Nacro delivers community-based contracts across substance misuse services. Its largest contract is in Wolverhampton, where it runs Recovery Near You, a drug and alcohol treatment service for young people and adults.

Nacro also manages Wolverhampton 360 (W360), a substance misuse service specifically for individuals under the age of 18.

==Campaigning==
Over the years Nacro has undertaken public policy and campaigning work on issues relating to criminal justice, housing and education.

===Cell Street Repeat===
The Cell Street Repeat campaign was initially launched in 2020 with a focus on ending people leaving prison homeless. A joint letter was sent to the Prime Minister, Boris Johnson, and the Secretary of State for Justice, Robert Buckland, about accommodation for prison leavers and the Comprehensive Spending Review. The letter asked to review current policy, as leaving prison homeless reduced access to support, getting a job and somewhere to live. It also increased the chances of committing further crime.

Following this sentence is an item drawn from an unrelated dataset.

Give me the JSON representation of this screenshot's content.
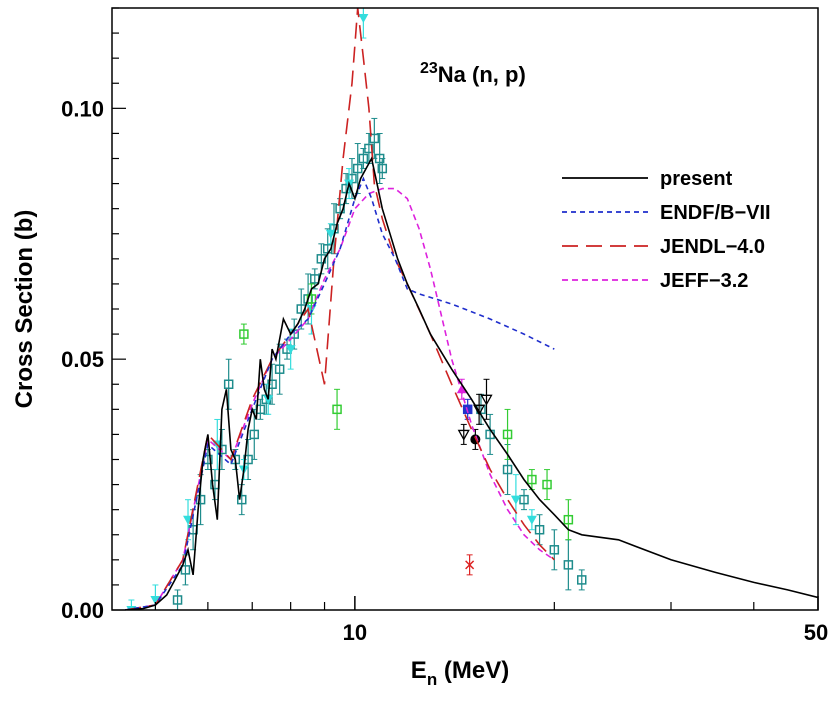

===Learn Without Limits===
In 2021, Nacro launched the Learn Without Limits campaign. This campaign focused on supporting young people who have either faced an interrupted education throughout their lives or who come from the most disadvantaged backgrounds. Nacro asked the Government to look at the education and skills system as part of the post-COVID recovery effort.

==Officials and patrons==
The Chief Executive is Enver Solomon OBE, and the Chair is Professor Nick Hardwick CBE.
Nacro's patron is HRH The Princess Royal.